Attratto dalle pesetas che gli offre il Barcellona Rinus Michels lascia l’Ajax per trasferirsi in Catalogna. Sulla panchina dei campioni d’Europa si accomoda, fra lo scetticismo generale, il rumeno Stefan Kovacs. Superati i primi problemi, soprattutto di carattere linguistico, il preparatissimo tecnico rumeno perfeziona il lavoro di Michels affinando lo stile dell’Ajax, concedendo più libertà d’azione alla fantasia e al talento dei giocatori e allestendo un gioco più spettacolare. L’unica variazione tattica apportata dal nuovo tecnico è l’impiego stabile in prima squadra di Ruud Krol come terzino sinistro, con spostamento di Neeskens a centrocampo.
Con queste lievi innovazioni Stefan Kovacs guida Cruijff e compagni alla conquista della seconda Coppa dei Campioni consecutiva nella stagione 1971-1972. Superati facilmente i primi due turni, per l’Ajax arriva l’infuocato quarto di finale contro l’Arsenal. Nel primo match ad Amsterdam una doppietta di Muhren rinnova le speranze dei tifosi dell’Ajax, freddati inizialmente dal vantaggio dei “Gunners”. A Londra ci si attende la veemente reazione dell’Arsenal, ma un’autorete di George Graham spiana la strada degli olandesi verso le semifinali. Dove li attende un altro scoglio durissimo, il Benfica. Basta una vittoria di misura, gol di Swart, nella gara di andata e l’Ajax raggiunge la finale di Rotterdam contro l’Inter. I nerazzurri non sono più la squadra che aveva dominato il mondo a metà degli anni ’60, mentre l’Ajax è nel momento di maggior splendore, all’apice della forma. Cruijff, avanzato in questa stagione da Kovacs nel ruolo di centravanti puro, è affidato alle cure di Oriali, che lo controlla bene, ma capitola in due occasioni, quelle in cui l’asso trafigge il giovane portiere nerazzurro Bordon.

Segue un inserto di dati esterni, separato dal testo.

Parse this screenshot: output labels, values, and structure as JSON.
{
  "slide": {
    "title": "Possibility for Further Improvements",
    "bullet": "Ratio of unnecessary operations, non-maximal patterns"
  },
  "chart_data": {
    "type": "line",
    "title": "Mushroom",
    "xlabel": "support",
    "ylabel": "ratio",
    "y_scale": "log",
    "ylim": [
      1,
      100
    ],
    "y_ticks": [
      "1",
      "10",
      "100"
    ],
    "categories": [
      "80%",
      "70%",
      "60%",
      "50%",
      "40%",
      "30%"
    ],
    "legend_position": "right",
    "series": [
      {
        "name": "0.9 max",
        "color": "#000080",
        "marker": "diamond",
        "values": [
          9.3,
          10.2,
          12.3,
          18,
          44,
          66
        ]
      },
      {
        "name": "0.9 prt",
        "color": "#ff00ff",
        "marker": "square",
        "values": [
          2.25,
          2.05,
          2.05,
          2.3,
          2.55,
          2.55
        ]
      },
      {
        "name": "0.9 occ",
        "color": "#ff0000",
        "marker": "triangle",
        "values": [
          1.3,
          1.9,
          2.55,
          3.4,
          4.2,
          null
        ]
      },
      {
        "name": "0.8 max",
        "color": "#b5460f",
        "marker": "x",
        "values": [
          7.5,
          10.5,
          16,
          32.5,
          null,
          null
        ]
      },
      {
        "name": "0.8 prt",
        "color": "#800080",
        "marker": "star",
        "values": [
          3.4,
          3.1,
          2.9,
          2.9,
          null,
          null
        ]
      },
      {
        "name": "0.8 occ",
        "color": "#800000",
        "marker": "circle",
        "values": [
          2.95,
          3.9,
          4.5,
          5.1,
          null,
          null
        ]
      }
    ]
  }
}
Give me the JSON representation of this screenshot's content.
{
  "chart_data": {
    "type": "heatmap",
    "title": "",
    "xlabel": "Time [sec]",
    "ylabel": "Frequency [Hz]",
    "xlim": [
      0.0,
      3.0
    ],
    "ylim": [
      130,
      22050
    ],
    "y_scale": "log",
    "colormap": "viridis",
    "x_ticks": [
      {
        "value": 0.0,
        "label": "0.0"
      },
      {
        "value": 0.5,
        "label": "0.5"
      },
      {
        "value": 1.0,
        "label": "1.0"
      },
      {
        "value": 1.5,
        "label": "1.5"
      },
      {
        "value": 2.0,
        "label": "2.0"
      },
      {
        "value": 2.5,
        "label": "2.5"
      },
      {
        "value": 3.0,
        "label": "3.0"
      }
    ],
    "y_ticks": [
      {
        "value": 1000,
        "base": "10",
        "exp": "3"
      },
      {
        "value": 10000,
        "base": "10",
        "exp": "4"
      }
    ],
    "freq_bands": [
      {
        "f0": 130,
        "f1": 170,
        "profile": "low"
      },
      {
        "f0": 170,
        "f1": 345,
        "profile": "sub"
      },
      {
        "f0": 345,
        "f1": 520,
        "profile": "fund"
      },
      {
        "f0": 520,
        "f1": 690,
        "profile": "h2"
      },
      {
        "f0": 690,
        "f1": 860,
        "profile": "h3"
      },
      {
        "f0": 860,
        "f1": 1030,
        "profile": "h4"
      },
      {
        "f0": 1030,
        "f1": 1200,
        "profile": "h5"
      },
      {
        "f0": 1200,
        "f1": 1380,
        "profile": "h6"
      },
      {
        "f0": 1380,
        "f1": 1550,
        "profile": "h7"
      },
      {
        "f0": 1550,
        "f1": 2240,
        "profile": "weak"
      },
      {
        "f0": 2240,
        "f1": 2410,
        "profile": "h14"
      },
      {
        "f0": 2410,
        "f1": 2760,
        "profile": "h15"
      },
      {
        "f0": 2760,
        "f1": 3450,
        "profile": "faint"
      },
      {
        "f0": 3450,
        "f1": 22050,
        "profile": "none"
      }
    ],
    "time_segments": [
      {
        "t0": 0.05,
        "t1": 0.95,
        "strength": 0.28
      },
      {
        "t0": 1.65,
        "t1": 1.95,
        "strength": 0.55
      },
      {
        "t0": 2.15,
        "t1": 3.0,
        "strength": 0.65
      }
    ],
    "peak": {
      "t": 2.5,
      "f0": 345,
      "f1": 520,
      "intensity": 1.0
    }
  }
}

Johan Cruijff è il re incontrastato dei primi anni 70. Arrivato all’Ajax a dieci anni, ha fatto tutta la trafila nel settore giovanile fino al debutto in prima squadra nel 1964, a diciassette anni. Due anni dopo debutta anche in Nazionale dopo aver vinto il suo primo titolo olandese. Centravanti di movimento, agilissimo e scaltro, dal grande controllo di palla, lieve come una farfalla nel liberarsi dell’uomo, è quasi impossibile da marcare per la straordinaria mobilità. Può partire dal centrocampo o addirittura dalla difesa, per impostare azioni da regista o avanzare a fare l’attaccante puro. Imprevedibile, dotato di tiro fulminante, evita i tackles producendosi in un caratteristico salto dopo ogni dribbling. In gioventù il fisico era il suo punto debole, fu addirittura scartato dal servizio militare perché aveva i piedi piatti e le caviglie deboli, ma il lavoro atletico svolto con Rinus Michels ha smussato pure questo difetto. Con l’Ajax vince 3 Coppe dei Campioni, una Supercoppa europea, una Coppa Intercontinentale, 6 titoli nazionali e 4 Coppe d’Olanda, oltre a tre Palloni d’Oro, prima di emigrare al Barcellona.
L’Inter torna in Coppa dei Campioni dopo quattro anni di assenza con una squadra un pò logora. Superato facilmente il primo turno contro l’Aek Atene, negli ottavi lo scontro con i tedeschi del Borussia Moenchgladbach. L’andata in Germania passa alla storia come la partita della lattina. Poco prima della mezz’ora, con il Borussia in vantaggio per 2-1, Boninsegna stramazza al suolo colpito da un oggetto.
L’autore del misfatto viene subito arrestato: si tratta di Manfred Kristein, un’autista di 29 anni piuttosto alticcio. A fine partita, conclusasi 7-1 per il Borussia, puntuale scatta il reclamo nerazzurro, che chiede la responsabilità oggettiva del club tedesco. Il reclamo viene accolto, la partita sarà ripetuta in campo neutro dopo l’incontro di San Siro. A Milano l’Inter si impone 4-2 in una partita caldissima. A Berlino Ovest, davanti a 85 mila tifosi. l’Inter erige una muraglia difensiva esaltando le doti del giovane Bordon, che neutralizza pure un rigore di Sieloff. Alla fine è 0-0. I nerazzurri superano poi lo Standard Liegi ed eliminano il Celtic ai rigori, introdotti da due anni al posto della monetina. In finale l’Ajax di Kovacs si dimostra però di un altro pianeta.